How hard is it to get published?

This refers presumably to professional publishing, as opposed to private or as it’s sometimes known ‘vanity’ publishing: both have their place. In my own writing career, I’m both privileged and grateful that my collections to date have all been with commercial publishing companies, rather than self-published. But that is a fine way to get started, to get one’s work out there and hopefully read and noticed, and to feel that one has even at one’s own expense accumulated some ‘runs on the board’. It may be the confidence boost needed, to strengthen one’s resolve to keep writing, keep trying, stay true to the craft and one’s own passion for it. It’s hard to get (professionally) published: very little poetry is published, by comparison with the level of publication of writing in other genres. Newspapers and poetry periodicals are possible avenues, and to any aspiring writer I would say, keep writing, keep sending your work to all such publications. Here I would pay tribute to Ron Pretty, lately of Five Island Press for many years and a great champion of many SA writers, to whom we all owe immeasurable gratitude, and who knows very well the kind of financial constraints which poetry publishing faces increasingly, Australia-wide. Like most writers, I imagine, I am very interested in why poetry is so little read – and purchased! - compared with say fiction or cookbooks or diet books: why isn’t poetry seen or felt to be just as indispensable? And how can we as writers and how can publishers redress that? Or can it be redressed at all? Do we just have to live with it, and be deeply grateful for the publishers like Ron and others who do believe passionately in the importance and future of the genre.

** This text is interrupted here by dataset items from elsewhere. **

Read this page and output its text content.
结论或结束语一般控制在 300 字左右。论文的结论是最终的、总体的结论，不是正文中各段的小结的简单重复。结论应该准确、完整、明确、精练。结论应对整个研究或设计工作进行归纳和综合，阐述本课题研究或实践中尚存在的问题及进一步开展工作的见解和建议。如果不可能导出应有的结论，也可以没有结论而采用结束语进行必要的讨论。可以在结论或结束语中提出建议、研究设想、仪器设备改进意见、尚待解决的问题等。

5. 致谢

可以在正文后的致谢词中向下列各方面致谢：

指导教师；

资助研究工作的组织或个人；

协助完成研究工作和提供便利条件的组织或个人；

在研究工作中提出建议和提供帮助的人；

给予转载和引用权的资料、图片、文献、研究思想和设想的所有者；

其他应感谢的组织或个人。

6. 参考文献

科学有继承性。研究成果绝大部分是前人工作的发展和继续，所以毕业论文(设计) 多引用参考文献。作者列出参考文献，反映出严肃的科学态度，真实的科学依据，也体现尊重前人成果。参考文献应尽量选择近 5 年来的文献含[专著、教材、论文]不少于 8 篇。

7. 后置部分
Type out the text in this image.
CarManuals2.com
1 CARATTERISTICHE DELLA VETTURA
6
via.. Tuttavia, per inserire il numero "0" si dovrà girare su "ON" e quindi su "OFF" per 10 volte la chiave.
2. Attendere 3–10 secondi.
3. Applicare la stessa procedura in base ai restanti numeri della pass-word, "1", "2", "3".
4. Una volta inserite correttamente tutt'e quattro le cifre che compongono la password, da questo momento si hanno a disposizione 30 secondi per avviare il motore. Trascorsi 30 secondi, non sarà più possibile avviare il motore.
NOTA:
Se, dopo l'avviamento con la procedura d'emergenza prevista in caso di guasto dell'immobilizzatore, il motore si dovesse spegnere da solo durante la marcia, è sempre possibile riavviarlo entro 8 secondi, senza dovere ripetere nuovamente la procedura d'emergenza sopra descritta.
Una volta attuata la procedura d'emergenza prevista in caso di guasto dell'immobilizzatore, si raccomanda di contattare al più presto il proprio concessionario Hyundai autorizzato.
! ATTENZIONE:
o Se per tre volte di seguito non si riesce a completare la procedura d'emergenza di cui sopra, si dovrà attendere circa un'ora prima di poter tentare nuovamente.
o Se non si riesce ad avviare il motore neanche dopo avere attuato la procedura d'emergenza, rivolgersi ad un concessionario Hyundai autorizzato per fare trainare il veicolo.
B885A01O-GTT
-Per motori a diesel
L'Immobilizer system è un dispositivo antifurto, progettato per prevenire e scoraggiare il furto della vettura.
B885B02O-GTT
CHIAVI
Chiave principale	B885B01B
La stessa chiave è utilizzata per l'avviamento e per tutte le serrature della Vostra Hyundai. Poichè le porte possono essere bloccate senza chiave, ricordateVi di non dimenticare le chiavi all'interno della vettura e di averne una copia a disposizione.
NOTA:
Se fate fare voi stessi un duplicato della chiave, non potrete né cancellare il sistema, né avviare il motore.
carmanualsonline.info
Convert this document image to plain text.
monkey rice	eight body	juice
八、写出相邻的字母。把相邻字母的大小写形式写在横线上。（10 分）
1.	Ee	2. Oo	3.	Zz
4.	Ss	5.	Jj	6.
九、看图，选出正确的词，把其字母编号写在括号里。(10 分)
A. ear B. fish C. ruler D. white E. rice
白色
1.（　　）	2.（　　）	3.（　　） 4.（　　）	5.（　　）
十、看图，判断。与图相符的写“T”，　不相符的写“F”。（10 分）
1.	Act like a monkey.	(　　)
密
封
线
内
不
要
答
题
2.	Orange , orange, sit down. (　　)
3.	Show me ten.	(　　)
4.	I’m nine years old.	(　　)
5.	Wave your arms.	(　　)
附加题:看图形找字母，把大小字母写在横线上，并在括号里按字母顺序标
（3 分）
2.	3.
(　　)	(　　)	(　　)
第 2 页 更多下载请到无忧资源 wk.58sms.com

Which poets do you admire?

I could furnish a list of people who’ve influenced me and that would be a very long one indeed, but more and more one name stands out amongst all the rest. When I first read him, I had the odd thought that his poems - and himself, with whom I have corresponded - were a kind of older version of myself.

R S Thomas, great Welsh poet, and formidable Anglican priest combines in his work what it is to be initially or firstly a poet. And secondly, the many layered exquisite tapestry that is a poem. I go back to him continually, as one might to a mentor; he constantly challenges my own search and quest for metaphor and his striking and profound images of the natural world and the human condition.